Dave Spare shared Dole Packaged Foods’ commitment to aiding non-profits that help people in need. The president and CEO of one of those organizations will ride on the float on Jan. 2. Food Share, the largest food bank in Ventura County, receives millions of pounds of healthy food from Dole every year, Spare said. The food is still within its expiration date and includes frozen, canned, and prepared items and 99 percent of Dole products are non-GMO.

“We were way ahead of the GMO movement,” Spare said. “On the float, all the fruit is non-GMO. It’s more expensive, but [consumers] are getting purer fruit.”

In addition to products and cash, Dole employees volunteer thousands of hours each year to charity work, including Food Share, Spare said. He volunteers at Ventura County Rescue Mission. Employees can take time off work for volunteering, so they don’t have to use vacation days.
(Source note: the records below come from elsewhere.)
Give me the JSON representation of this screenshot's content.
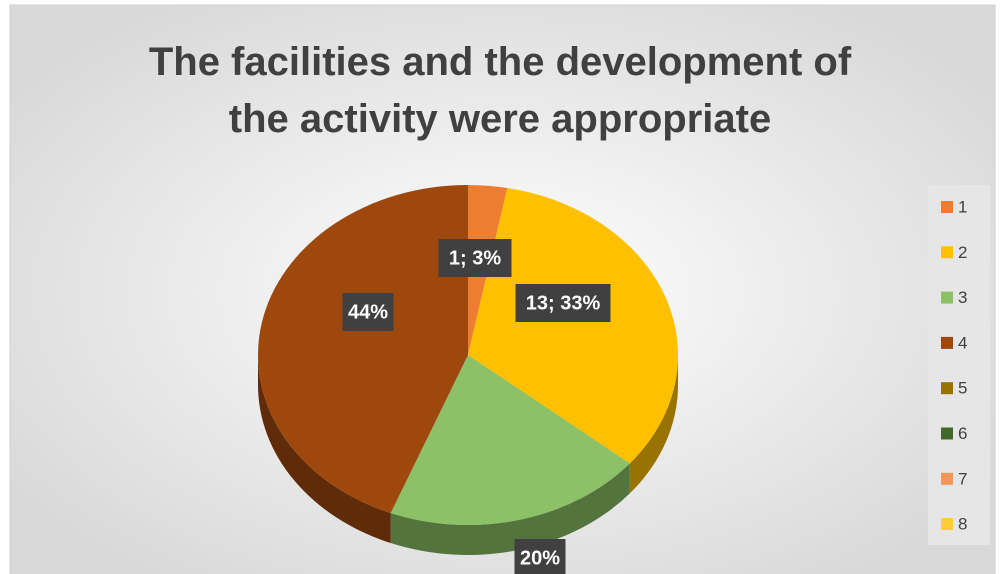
{
  "chart_data": {
    "type": "pie",
    "title": [
      "The facilities and the development of",
      "the activity were appropriate"
    ],
    "categories": [
      "1",
      "2",
      "3",
      "4",
      "5",
      "6",
      "7",
      "8"
    ],
    "values": [
      3,
      33,
      20,
      44,
      0,
      0,
      0,
      0
    ],
    "value_labels": [
      "1; 3%",
      "13; 33%",
      "20%",
      "44%",
      null,
      null,
      null,
      null
    ],
    "colors": [
      "#ed7d31",
      "#ffc000",
      "#8cc168",
      "#9e480e",
      "#997300",
      "#43682b",
      "#f1975a",
      "#ffcd33"
    ],
    "legend": "right"
  }
}
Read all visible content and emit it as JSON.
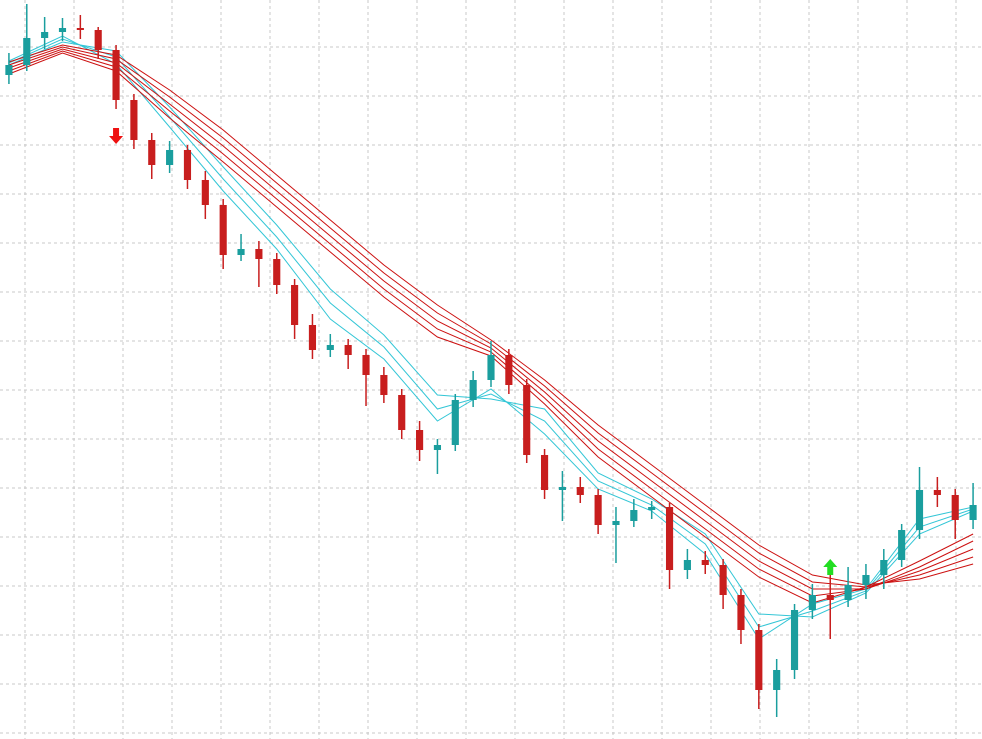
{
  "chart_data": {
    "type": "candlestick",
    "xlim": [
      -0.5,
      54.5
    ],
    "ylim": [
      0,
      739
    ],
    "grid": true,
    "up_color": "#1a9e9e",
    "down_color": "#c81e1e",
    "open": [
      664,
      674,
      701,
      707,
      711,
      709,
      689,
      639,
      599,
      574,
      589,
      559,
      534,
      484,
      490,
      480,
      454,
      414,
      389,
      394,
      384,
      364,
      344,
      309,
      289,
      294,
      339,
      359,
      384,
      354,
      284,
      249,
      252,
      244,
      214,
      218,
      229,
      232,
      169,
      179,
      174,
      144,
      109,
      49,
      69,
      129,
      144,
      139,
      154,
      164,
      179,
      209,
      249,
      244,
      219
    ],
    "high": [
      686,
      735,
      722,
      721,
      724,
      712,
      694,
      645,
      606,
      598,
      594,
      568,
      540,
      505,
      498,
      486,
      460,
      425,
      405,
      400,
      390,
      372,
      350,
      318,
      300,
      345,
      368,
      398,
      390,
      360,
      290,
      268,
      262,
      250,
      232,
      240,
      238,
      236,
      190,
      188,
      180,
      150,
      115,
      80,
      135,
      155,
      168,
      172,
      175,
      190,
      215,
      272,
      262,
      250,
      256
    ],
    "low": [
      655,
      668,
      690,
      698,
      700,
      680,
      630,
      590,
      560,
      566,
      550,
      520,
      470,
      478,
      452,
      445,
      400,
      380,
      382,
      370,
      333,
      336,
      300,
      278,
      265,
      288,
      332,
      352,
      345,
      276,
      240,
      218,
      236,
      205,
      176,
      212,
      220,
      150,
      160,
      165,
      130,
      95,
      30,
      22,
      60,
      120,
      100,
      132,
      140,
      150,
      172,
      200,
      232,
      200,
      210
    ],
    "close": [
      674,
      701,
      707,
      711,
      709,
      689,
      639,
      599,
      574,
      589,
      559,
      534,
      484,
      490,
      480,
      454,
      414,
      389,
      394,
      384,
      364,
      344,
      309,
      289,
      294,
      339,
      359,
      384,
      354,
      284,
      249,
      252,
      244,
      214,
      218,
      229,
      232,
      169,
      179,
      174,
      144,
      109,
      49,
      69,
      129,
      144,
      139,
      154,
      164,
      179,
      209,
      249,
      244,
      219,
      234
    ],
    "ma_x": [
      0,
      3,
      6,
      9,
      12,
      15,
      18,
      21,
      24,
      27,
      30,
      33,
      36,
      39,
      42,
      45,
      48,
      51,
      54
    ],
    "series": [
      {
        "color": "#33c6d6",
        "values": [
          678,
          703,
          675,
          612,
          548,
          490,
          420,
          380,
          318,
          350,
          305,
          250,
          228,
          185,
          100,
          135,
          150,
          220,
          232
        ]
      },
      {
        "color": "#33c6d6",
        "values": [
          676,
          700,
          682,
          622,
          560,
          502,
          436,
          392,
          330,
          345,
          318,
          258,
          234,
          195,
          112,
          128,
          148,
          212,
          230
        ]
      },
      {
        "color": "#33c6d6",
        "values": [
          674,
          697,
          688,
          632,
          572,
          514,
          450,
          404,
          344,
          340,
          330,
          266,
          240,
          205,
          125,
          122,
          146,
          205,
          228
        ]
      },
      {
        "color": "#cc1010",
        "values": [
          665,
          686,
          668,
          621,
          577,
          532,
          487,
          442,
          402,
          383,
          335,
          282,
          242,
          202,
          162,
          136,
          152,
          178,
          205
        ]
      },
      {
        "color": "#cc1010",
        "values": [
          668,
          688,
          672,
          628,
          585,
          540,
          495,
          450,
          410,
          387,
          341,
          290,
          250,
          210,
          170,
          143,
          150,
          172,
          198
        ]
      },
      {
        "color": "#cc1010",
        "values": [
          671,
          690,
          676,
          635,
          593,
          548,
          503,
          458,
          418,
          391,
          347,
          298,
          258,
          218,
          178,
          150,
          150,
          168,
          190
        ]
      },
      {
        "color": "#cc1010",
        "values": [
          674,
          692,
          680,
          642,
          601,
          556,
          511,
          466,
          426,
          395,
          353,
          306,
          266,
          226,
          186,
          157,
          152,
          164,
          182
        ]
      },
      {
        "color": "#cc1010",
        "values": [
          677,
          694,
          684,
          649,
          609,
          564,
          519,
          474,
          434,
          399,
          359,
          314,
          274,
          234,
          194,
          164,
          154,
          160,
          175
        ]
      }
    ],
    "sell_signals": [
      {
        "x": 6,
        "y": 603,
        "color": "#ee1111"
      }
    ],
    "buy_signals": [
      {
        "x": 46,
        "y": 172,
        "color": "#22dd22"
      }
    ]
  }
}
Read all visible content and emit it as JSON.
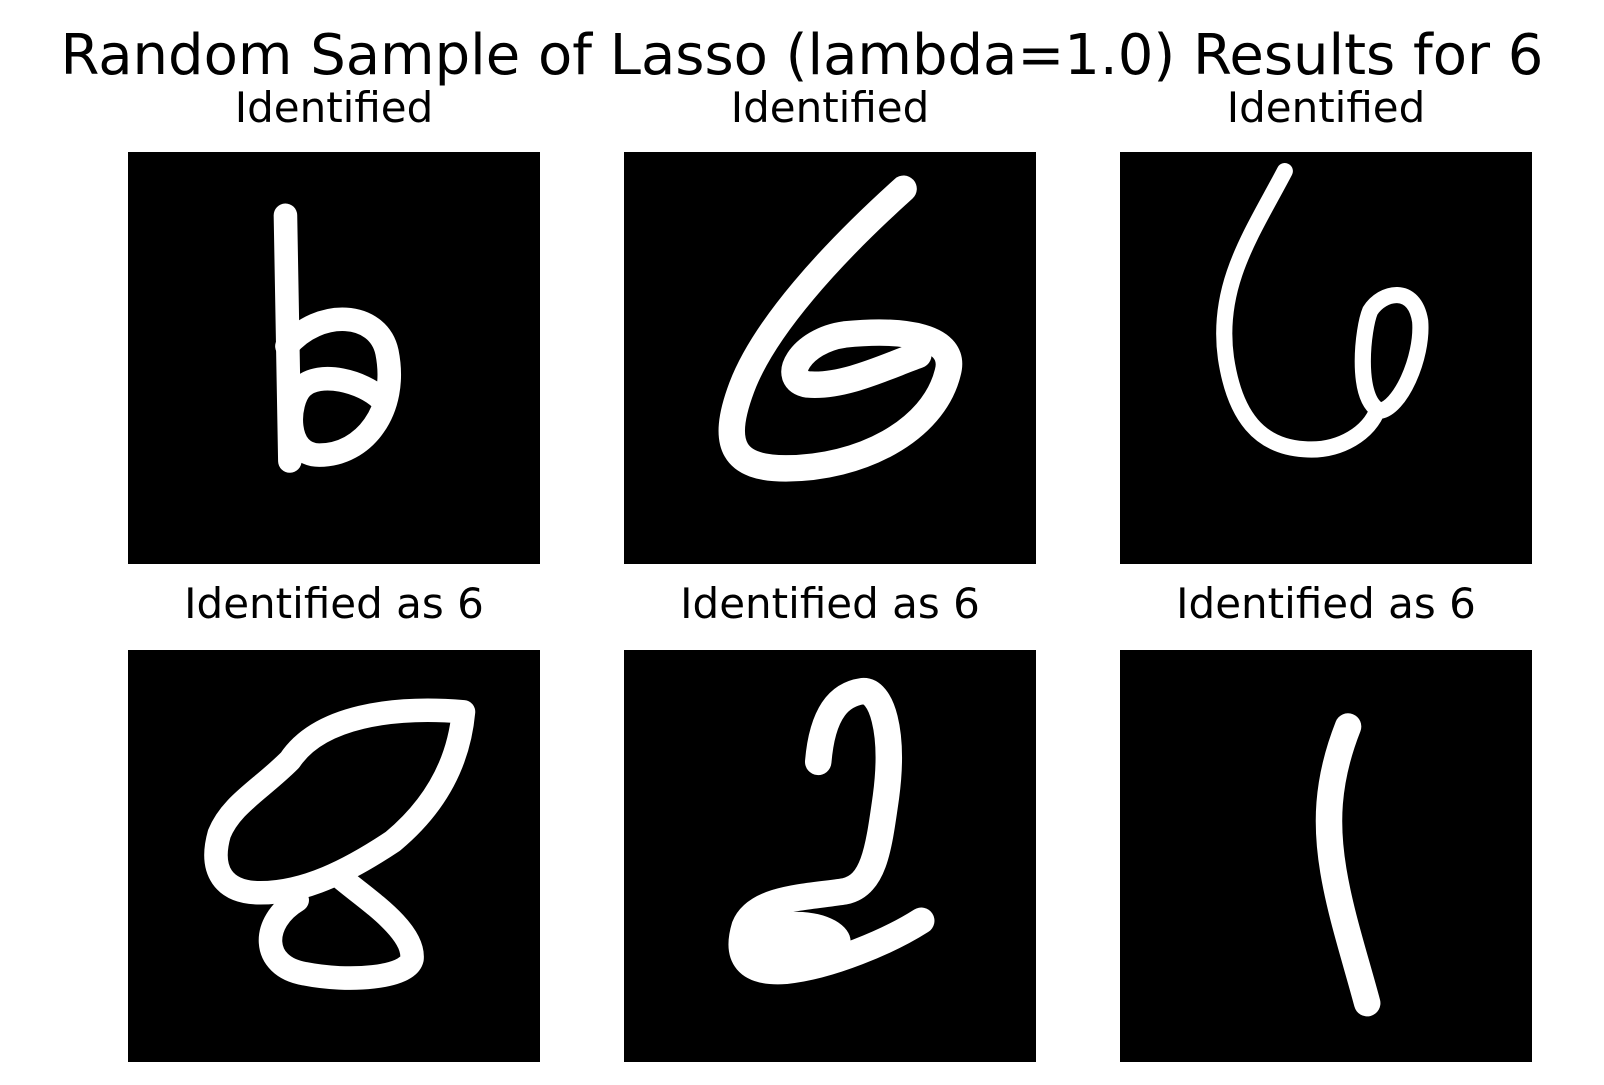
{
  "title": "Random Sample of Lasso (lambda=1.0) Results for 6",
  "panels": [
    {
      "caption": "Identified",
      "digit": "6"
    },
    {
      "caption": "Identified",
      "digit": "6"
    },
    {
      "caption": "Identified",
      "digit": "6"
    },
    {
      "caption": "Identified as 6",
      "digit": "8"
    },
    {
      "caption": "Identified as 6",
      "digit": "2"
    },
    {
      "caption": "Identified as 6",
      "digit": "1"
    }
  ],
  "colors": {
    "panel_background": "#000000",
    "stroke": "#ffffff"
  }
}
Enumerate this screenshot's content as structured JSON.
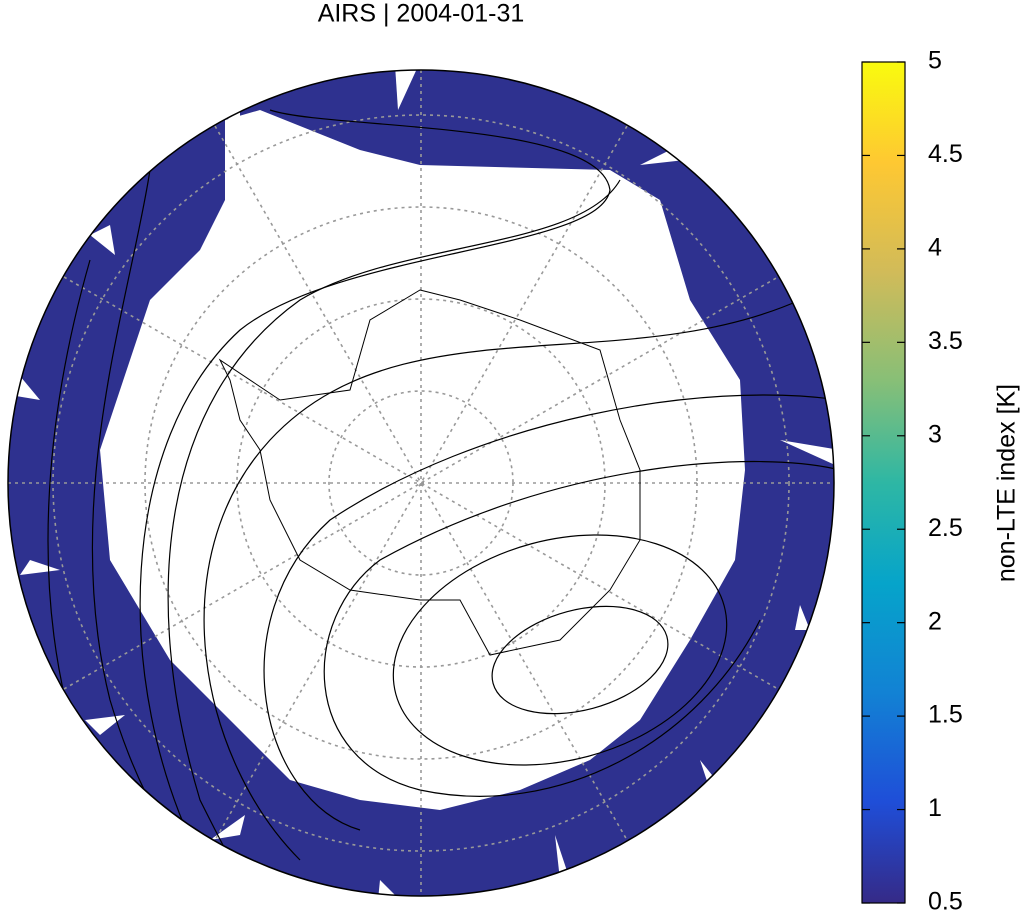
{
  "title": "AIRS | 2004-01-31",
  "colorbar": {
    "label": "non-LTE index [K]",
    "range": [
      0.5,
      5
    ],
    "ticks": [
      0.5,
      1,
      1.5,
      2,
      2.5,
      3,
      3.5,
      4,
      4.5,
      5
    ]
  }
}
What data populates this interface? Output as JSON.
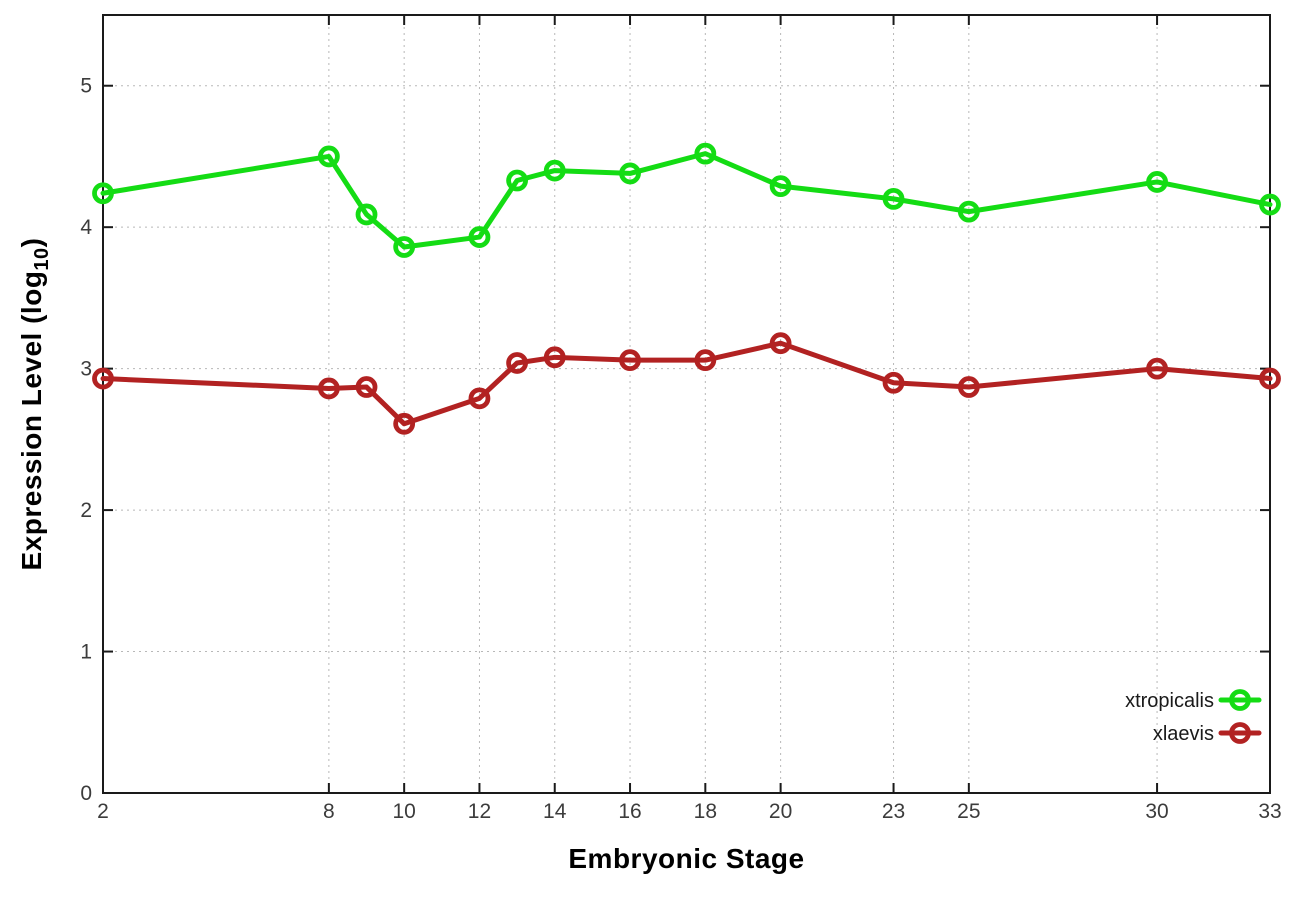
{
  "figure": {
    "background": "#ffffff",
    "xlabel": "Embryonic Stage",
    "ylabel": {
      "prefix": "Expression Level (log",
      "sub": "10",
      "suffix": ")"
    }
  },
  "chart_data": {
    "type": "line",
    "title": "",
    "xlabel": "Embryonic Stage",
    "ylabel": "Expression Level (log10)",
    "x": [
      2,
      8,
      9,
      10,
      12,
      13,
      14,
      16,
      18,
      20,
      23,
      25,
      30,
      33
    ],
    "series": [
      {
        "name": "xtropicalis",
        "color": "#14DC14",
        "values": [
          4.24,
          4.5,
          4.09,
          3.86,
          3.93,
          4.33,
          4.4,
          4.38,
          4.52,
          4.29,
          4.2,
          4.11,
          4.32,
          4.16
        ]
      },
      {
        "name": "xlaevis",
        "color": "#B22222",
        "values": [
          2.93,
          2.86,
          2.87,
          2.61,
          2.79,
          3.04,
          3.08,
          3.06,
          3.06,
          3.18,
          2.9,
          2.87,
          3.0,
          2.93
        ]
      }
    ],
    "xticks": [
      2,
      8,
      10,
      12,
      14,
      16,
      18,
      20,
      23,
      25,
      30,
      33
    ],
    "yticks": [
      0,
      1,
      2,
      3,
      4,
      5
    ],
    "xlim": [
      2,
      33
    ],
    "ylim": [
      0,
      5.5
    ],
    "grid": true,
    "grid_style": "dotted",
    "legend_position": "bottom-right-inside",
    "marker": "open-circle",
    "axis_color": "#1a1a1a",
    "tick_label_color": "#3c3c3c",
    "grid_color": "#b8b8b8"
  }
}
If the company works to create  community spirit among its US employees, it helps to create a community overseas. Spare said the Dole Packaged Foods operation in the Philippines is the largest in the world, but there’s a lot of poverty in that country. Dole has built roads, schools and hospitals, and offers free medical care and free schooling. With an increase in hiring, there is a shortage of housing, so the company built 74 homes this year and plans to build 72 next year.

“The employees help to build them,” he said. “It’s like Habitat for Humanity.” Spare has worked for Dole Packaged Foods for 20 years, and he said the other vice presidents have worked 15 to 30 years. “It’s just a great company,” he said.